Here's looking at SmartOne and some of our cash experts.
I picked up the following coin in a junk coin box. It is rather corroded and has a dark patina, but it is consistent with brass or even iron.
The back is very worn, but it appears to be blank. If there was a mint mark here, it has been corroded or worn away. The obverse may be hard to read in the picture, but I've transcribed it as faithfully as I could. I know that characters 1 & 3 are "tongbao", what I can't figure out is the emperor. I've looked at every list I could find, but maybe I'm just dense.
The first character looks like asa in Japanese (朝). In Chinese it's pronounced chyo. However it's not the same character. The first part of the character (?) means sunrise and the second character (月) means moon. The second character looks like (?), which means fish (マ, 田, and 八 put together).

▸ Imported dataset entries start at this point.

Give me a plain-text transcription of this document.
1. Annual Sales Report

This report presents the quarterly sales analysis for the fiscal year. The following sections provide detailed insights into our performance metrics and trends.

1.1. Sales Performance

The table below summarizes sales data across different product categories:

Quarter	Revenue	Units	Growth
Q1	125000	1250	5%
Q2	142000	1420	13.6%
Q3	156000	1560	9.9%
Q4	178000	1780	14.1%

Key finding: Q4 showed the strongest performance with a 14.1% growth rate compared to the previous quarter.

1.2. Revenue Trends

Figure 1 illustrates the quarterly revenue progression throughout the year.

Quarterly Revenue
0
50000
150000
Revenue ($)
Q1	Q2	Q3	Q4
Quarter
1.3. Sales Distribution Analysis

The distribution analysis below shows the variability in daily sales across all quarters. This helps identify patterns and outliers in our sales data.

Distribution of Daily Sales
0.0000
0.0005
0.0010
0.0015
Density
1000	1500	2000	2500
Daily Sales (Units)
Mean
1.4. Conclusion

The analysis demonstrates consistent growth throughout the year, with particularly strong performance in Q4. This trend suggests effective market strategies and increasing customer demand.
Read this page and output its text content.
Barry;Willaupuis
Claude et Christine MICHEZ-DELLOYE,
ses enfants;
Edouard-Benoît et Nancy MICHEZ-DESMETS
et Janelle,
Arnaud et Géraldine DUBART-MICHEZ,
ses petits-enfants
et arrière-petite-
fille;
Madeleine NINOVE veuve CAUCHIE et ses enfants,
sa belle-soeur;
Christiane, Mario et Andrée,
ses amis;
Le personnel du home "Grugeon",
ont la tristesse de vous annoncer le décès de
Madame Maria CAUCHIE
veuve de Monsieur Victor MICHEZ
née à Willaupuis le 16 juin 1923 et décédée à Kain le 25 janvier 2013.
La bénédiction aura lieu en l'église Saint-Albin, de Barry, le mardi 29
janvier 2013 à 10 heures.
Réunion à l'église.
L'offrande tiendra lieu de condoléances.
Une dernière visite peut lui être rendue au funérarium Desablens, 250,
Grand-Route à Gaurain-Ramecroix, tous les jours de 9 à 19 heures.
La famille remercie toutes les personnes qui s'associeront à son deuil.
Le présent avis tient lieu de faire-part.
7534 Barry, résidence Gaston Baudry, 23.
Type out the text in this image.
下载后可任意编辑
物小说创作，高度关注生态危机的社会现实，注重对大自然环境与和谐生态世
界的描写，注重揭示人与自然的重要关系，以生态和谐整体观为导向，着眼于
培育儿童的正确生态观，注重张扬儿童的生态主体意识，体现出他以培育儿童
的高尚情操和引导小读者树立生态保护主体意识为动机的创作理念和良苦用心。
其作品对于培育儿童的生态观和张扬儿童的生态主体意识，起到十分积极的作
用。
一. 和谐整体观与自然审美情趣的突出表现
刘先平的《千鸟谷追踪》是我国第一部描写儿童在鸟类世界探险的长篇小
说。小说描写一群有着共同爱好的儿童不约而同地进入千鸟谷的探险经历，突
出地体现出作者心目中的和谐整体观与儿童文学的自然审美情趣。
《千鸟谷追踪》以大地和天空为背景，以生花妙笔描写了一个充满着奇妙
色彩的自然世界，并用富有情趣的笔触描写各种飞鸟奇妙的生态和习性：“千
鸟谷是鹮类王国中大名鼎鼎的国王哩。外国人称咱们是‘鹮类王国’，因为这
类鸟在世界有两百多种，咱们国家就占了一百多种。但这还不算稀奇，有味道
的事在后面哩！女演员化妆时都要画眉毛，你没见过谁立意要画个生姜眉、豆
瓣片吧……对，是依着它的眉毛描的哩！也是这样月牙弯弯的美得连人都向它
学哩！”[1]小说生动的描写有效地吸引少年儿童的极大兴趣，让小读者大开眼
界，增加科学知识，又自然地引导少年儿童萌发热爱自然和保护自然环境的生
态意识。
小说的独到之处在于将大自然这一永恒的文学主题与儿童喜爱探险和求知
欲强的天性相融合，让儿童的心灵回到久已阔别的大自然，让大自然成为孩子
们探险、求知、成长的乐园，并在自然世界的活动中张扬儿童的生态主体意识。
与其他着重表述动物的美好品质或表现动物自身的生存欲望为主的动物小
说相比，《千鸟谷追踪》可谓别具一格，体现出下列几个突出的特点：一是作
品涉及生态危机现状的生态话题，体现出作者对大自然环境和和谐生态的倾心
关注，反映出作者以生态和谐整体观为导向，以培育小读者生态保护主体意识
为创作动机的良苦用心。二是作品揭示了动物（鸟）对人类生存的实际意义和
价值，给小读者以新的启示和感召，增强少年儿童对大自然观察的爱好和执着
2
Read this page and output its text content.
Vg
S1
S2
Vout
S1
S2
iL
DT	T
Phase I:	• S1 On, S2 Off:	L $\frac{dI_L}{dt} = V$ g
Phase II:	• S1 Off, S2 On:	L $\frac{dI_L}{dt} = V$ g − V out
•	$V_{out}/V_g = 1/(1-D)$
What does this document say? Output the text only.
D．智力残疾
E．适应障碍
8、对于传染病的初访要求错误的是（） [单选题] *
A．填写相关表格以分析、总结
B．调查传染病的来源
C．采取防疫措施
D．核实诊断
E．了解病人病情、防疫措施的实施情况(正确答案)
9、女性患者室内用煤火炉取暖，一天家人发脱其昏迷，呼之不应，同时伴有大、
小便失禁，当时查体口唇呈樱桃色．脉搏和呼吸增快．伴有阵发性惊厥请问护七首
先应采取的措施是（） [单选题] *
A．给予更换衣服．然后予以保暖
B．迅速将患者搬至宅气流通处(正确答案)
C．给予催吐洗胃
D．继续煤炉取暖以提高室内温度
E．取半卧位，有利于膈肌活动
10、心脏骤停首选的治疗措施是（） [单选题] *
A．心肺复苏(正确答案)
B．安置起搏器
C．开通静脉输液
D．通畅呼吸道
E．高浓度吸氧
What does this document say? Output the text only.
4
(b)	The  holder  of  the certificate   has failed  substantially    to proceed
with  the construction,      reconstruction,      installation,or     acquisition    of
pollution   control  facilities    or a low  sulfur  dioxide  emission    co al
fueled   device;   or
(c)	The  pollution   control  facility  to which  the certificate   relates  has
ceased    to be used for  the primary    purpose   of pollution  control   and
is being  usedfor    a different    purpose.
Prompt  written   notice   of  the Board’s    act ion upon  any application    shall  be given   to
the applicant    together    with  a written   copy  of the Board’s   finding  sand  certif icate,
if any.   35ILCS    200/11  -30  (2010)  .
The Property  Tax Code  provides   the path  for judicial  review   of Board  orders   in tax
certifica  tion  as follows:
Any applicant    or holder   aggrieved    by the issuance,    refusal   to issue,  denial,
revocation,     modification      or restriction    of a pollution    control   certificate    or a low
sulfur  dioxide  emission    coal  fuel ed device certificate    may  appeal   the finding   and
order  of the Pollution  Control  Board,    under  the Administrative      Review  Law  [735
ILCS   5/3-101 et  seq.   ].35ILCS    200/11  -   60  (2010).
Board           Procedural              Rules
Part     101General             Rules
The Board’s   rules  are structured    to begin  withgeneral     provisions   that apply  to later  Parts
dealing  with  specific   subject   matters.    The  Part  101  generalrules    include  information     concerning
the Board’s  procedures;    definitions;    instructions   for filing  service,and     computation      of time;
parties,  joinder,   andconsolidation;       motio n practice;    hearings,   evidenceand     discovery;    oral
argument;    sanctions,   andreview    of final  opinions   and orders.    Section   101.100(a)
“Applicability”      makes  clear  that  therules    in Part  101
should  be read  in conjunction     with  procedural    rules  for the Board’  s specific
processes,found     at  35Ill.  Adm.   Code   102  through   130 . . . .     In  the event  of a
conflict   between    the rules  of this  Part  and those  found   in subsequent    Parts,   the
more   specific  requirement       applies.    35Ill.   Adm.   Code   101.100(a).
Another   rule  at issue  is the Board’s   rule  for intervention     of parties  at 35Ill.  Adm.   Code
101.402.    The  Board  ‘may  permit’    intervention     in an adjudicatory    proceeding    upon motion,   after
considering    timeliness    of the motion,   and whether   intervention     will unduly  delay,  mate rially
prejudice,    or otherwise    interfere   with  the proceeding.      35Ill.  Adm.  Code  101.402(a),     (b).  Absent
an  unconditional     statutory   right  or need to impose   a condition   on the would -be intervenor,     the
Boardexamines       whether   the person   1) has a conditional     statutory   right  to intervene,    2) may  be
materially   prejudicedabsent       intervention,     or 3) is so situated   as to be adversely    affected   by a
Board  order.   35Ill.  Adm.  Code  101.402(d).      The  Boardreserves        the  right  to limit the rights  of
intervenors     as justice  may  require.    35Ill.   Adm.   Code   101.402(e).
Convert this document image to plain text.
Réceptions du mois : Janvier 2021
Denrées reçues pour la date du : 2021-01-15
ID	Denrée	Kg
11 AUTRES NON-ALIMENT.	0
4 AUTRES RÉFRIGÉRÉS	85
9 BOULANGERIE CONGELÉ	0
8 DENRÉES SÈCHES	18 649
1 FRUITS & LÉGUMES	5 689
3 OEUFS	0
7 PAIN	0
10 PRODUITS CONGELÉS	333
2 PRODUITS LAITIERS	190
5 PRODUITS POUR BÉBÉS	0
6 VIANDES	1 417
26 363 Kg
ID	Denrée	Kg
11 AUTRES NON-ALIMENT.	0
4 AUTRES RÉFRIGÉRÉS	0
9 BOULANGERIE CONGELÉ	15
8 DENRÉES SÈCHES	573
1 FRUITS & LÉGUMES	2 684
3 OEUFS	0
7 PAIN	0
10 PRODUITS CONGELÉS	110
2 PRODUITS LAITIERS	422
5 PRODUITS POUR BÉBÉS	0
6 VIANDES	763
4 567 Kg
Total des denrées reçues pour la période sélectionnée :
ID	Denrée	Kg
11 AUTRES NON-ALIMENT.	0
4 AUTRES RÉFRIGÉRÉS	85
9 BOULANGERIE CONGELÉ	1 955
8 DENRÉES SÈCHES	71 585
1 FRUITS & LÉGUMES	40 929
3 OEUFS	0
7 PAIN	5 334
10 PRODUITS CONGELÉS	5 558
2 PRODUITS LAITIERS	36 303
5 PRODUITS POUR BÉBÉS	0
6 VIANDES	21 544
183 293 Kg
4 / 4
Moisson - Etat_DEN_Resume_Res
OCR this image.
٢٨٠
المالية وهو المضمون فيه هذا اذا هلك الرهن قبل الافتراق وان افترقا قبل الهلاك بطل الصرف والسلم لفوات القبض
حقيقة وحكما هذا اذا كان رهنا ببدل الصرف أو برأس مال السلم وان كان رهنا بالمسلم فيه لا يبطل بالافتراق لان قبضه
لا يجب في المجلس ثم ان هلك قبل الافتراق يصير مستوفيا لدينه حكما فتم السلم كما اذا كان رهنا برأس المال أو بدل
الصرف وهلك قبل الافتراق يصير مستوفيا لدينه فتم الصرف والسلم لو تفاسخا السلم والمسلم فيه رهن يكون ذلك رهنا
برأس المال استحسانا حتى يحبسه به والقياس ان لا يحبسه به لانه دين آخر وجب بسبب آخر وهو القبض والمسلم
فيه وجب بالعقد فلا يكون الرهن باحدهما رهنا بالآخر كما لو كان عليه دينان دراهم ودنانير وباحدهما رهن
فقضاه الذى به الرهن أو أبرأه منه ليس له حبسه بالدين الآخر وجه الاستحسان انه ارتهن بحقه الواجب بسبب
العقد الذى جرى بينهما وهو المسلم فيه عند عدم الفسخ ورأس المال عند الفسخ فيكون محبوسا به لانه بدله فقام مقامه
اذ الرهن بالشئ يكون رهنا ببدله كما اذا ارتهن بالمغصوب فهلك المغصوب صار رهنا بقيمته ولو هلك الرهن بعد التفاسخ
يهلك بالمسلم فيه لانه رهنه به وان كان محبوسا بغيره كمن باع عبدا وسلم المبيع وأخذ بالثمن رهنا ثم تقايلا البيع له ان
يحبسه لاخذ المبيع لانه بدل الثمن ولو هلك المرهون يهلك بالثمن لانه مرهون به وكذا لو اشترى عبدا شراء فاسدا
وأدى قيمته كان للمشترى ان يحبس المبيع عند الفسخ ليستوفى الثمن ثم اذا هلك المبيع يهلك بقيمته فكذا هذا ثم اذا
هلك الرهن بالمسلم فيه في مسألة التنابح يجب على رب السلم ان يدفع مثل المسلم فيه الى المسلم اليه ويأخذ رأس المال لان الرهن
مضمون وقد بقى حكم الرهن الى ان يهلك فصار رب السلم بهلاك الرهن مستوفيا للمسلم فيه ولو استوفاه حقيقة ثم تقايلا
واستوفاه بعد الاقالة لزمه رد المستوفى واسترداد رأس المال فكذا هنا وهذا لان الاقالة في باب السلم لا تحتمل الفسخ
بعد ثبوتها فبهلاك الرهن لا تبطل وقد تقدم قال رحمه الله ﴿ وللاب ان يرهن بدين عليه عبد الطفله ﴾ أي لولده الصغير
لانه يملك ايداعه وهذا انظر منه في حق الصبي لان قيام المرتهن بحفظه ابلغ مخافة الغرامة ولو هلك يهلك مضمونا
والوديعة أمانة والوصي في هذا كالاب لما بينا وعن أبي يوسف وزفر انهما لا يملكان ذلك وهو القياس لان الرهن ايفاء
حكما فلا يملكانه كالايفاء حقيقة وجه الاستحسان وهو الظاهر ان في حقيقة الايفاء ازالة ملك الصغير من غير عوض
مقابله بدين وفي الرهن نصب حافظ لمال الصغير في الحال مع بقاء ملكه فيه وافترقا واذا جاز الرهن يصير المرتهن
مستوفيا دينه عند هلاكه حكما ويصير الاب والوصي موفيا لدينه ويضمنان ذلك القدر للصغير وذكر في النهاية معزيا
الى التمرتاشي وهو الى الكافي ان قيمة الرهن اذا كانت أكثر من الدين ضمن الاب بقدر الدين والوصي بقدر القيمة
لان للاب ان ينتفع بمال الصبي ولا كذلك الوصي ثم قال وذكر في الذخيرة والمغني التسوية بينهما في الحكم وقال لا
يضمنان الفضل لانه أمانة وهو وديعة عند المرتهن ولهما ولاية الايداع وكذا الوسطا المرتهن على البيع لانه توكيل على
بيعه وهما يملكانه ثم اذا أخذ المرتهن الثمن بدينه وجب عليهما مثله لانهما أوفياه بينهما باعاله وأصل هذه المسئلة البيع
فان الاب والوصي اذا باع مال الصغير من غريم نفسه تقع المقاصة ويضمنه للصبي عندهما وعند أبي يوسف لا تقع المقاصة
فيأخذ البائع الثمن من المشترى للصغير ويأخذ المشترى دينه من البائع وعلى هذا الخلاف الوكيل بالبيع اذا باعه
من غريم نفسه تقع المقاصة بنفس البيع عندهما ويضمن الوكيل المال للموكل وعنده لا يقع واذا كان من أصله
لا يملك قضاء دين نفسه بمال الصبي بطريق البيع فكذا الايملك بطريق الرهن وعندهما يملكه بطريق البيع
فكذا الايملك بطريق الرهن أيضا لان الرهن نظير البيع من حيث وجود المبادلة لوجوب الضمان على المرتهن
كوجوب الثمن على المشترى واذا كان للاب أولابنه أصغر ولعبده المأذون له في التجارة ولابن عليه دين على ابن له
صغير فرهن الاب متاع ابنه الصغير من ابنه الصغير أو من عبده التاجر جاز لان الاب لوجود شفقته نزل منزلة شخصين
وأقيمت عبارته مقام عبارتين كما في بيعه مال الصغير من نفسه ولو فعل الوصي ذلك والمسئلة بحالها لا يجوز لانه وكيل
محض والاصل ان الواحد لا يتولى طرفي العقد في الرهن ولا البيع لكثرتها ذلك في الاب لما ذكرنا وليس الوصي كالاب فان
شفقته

It looks Vietnamese. I'll might be able to give you the exact emperor in a little bit; right now I have to eat some homemade sashimi.
By the way your stroke order is wrong. But no one writes traditional Chinese anyways.
Kenny
- Verifying your Asian and British-territorial coins everyday with the best quality photos and the best information.
Thanks, SmartOne. I think I've spent all evening looking at various Chinese and other Asian ruler names trying to match characters. The lighting conditions at mid-day are terrible in my office, but I managed to take a better close-up just now:
The metal of the coin is somewhat corroded, and I can't seem to get my terrible dime-store digital camera to focus on it any better.
I just looked at a site for Joseon coins. Are you sure its not the second coin, minted in or around 1625? That includes a "carrot" or "^" symbol over the right-hand side of the first character in the name, whereas the earlier version does not. Mine clearly has a "^" mark.
Good job fliegendehollander. Well you actually live in the Far East; I'm just a Japanese kid in California.
Tewcd, the book link you showed is for coins used during that era. I saw a few 1620's Chinese cash and Dutch stuivers. Because the Japanese allowed trade with the Dutch (instead of the Portuguese, who were strongly Catholic) their coinage was traded in Japanese ports.
Kenny
- Verifying your Asian and British-territorial coins everyday with the best quality photos and the best information.
In that case, your coin is a reissue of the original coin, as Joseon is not only the name of the era for that emperor, but also the name of the Dynasty. The ^ stylization would serve as a mintmark.
And its up for swap, if anyone wants it and has some good German/Austrian/Swiss coins to trade. Apparently this one is more valuable than the earlier version, but mine's in VG at the most.